The logo of the German bank commander on a branch near the Commerzbank Tower in Frankfurt.
Daniel Roland | AFP | Getty images
The second largest lender Commerzbank in Germany announced on Thursday that it will eliminate 3,900 full -time functions by 2028, largely in its native Germany, because it revealed a wave of new strategic goals.
The job reductions will be accompanied by an increase in staff in “selected areas”, as in international locations, resulting in a broad constant worldwide workforce of 36,700, the bank said in its strategic update.
In 2025, the lender expects around 700 million euros ($ 730.7 million) of the restructuring costs before taxes, aimed at a net result of 2.4 billion euros after these costs for the year. The plant a payment ratio of more than 100% during the period 2025-2028, after the deduction of restructuring costs and extra tier 1 (on 1) bond vouchers.
Sales in 2024 amounted to 11.1 billion euros, compared to 10.461 billion euros in 2023.
Commerzbank had announced its “record” annual performance two weeks before the planned release of his financial results, in an attempt to fall into step with German legal requirements when the capital efficiency of a company considerably exceeds the expectations of capital markets.
At that time it said that net profit was increased by 20% to a forecast of 2.68 billion euros ($ 2.78 billion) in 2024, where plans were described to reduce 400 million euros in shares and its dividend payment To increase to 0.65 euros per share, compared to 0.35 euros per share in the previous year.
Unicredit -Selang
Commerzbank argues for the case to be alone since the surprise structure of a ring last year by Unicredit Foured Market Talk that the second largest lender of Italy could be hunting for a cross -border takeover. Unicredit currently has a direct interest of 9.5% and an interest of 18.5% through derivatives in Commerzbank.
The German government has opposed the prospect of such a cross-border consolidation, in which Minister of Finance Jörg Kukies closes the “very aggressive, very opaque” offer of Unicredit in a CNBC interview in January.
Divided between the German Overture and a takeover bid for the Italian lender Banco BPMUnicredit CEO Andrea Orcel has kept his cards close to the chest about the final intentions of his company with regard to Commerzbank.

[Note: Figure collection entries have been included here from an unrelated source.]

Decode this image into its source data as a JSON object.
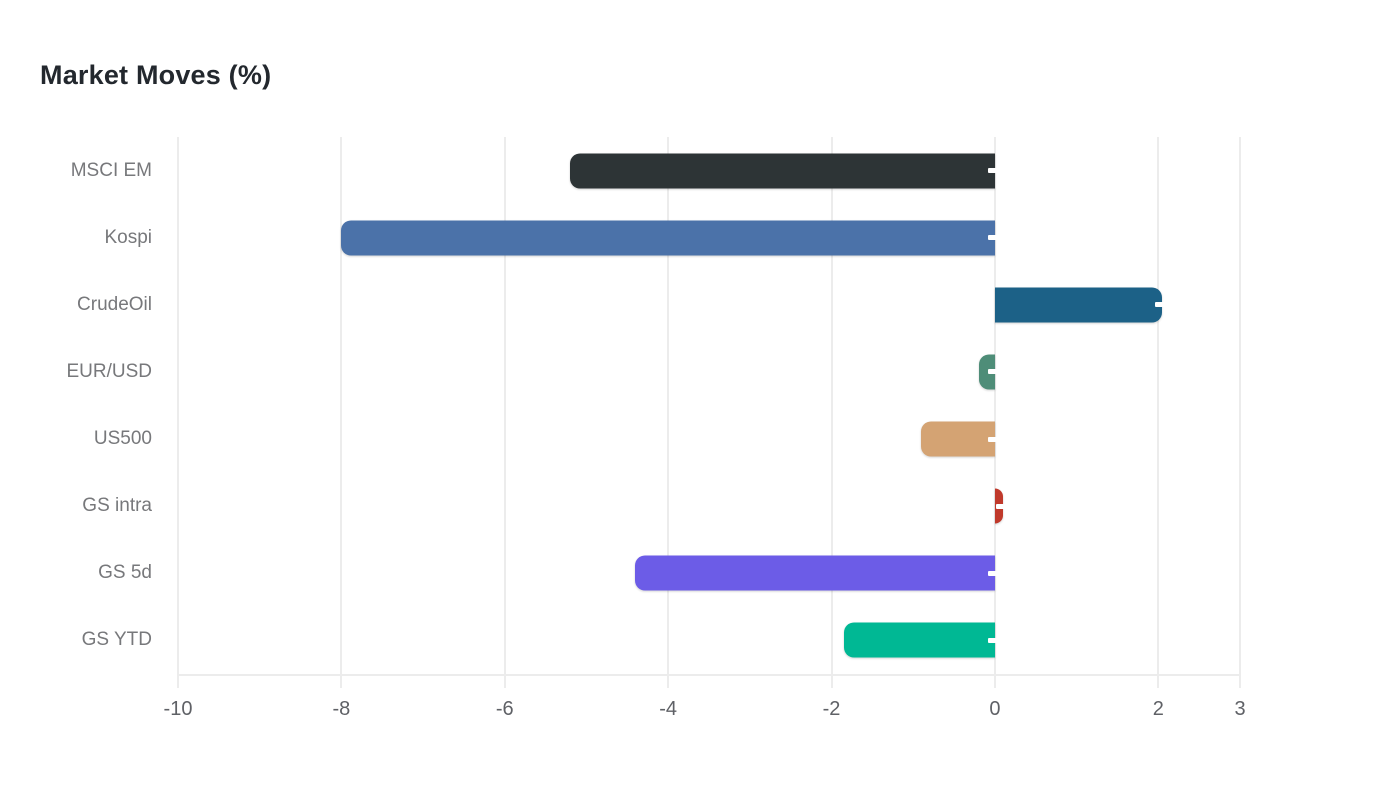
{
  "page": {
    "background": "#ffffff"
  },
  "chart_data": {
    "type": "bar",
    "orientation": "horizontal",
    "title": "Market Moves (%)",
    "categories": [
      "MSCI EM",
      "Kospi",
      "CrudeOil",
      "EUR/USD",
      "US500",
      "GS intra",
      "GS 5d",
      "GS YTD"
    ],
    "values": [
      -5.2,
      -8.0,
      2.05,
      -0.2,
      -0.9,
      0.1,
      -4.4,
      -1.85
    ],
    "bar_colors": [
      "#2d3436",
      "#4b72a9",
      "#1c6187",
      "#4e8d78",
      "#d4a373",
      "#c0392b",
      "#6c5ce7",
      "#00b894"
    ],
    "xlim": [
      -10,
      3
    ],
    "x_ticks": [
      -10,
      -8,
      -6,
      -4,
      -2,
      0,
      2,
      3
    ],
    "x_tick_labels": [
      "-10",
      "-8",
      "-6",
      "-4",
      "-2",
      "0",
      "2",
      "3"
    ],
    "xlabel": "",
    "ylabel": "",
    "grid": "vertical",
    "legend": "none",
    "grid_color": "#ececec",
    "axis_tick_label_color": "#5f6166",
    "category_label_color": "#77787b",
    "title_color": "#23282e",
    "bar_end_marker_color": "#ffffff"
  }
}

Speaking with CNBC this week after Unicredit had reported a profit in the fourth quarter and had led a delay in 2025 income, Orcel emphasized that Commerzbank remains an investment that he 'is quite optimistic to convince everyone, not just on the The field of how we have received this investment, but also that a combination between the two banks has enormous value, not only for the two banks and the stakeholders, but also for Germany and for Europe. “
This breaking news story is updated.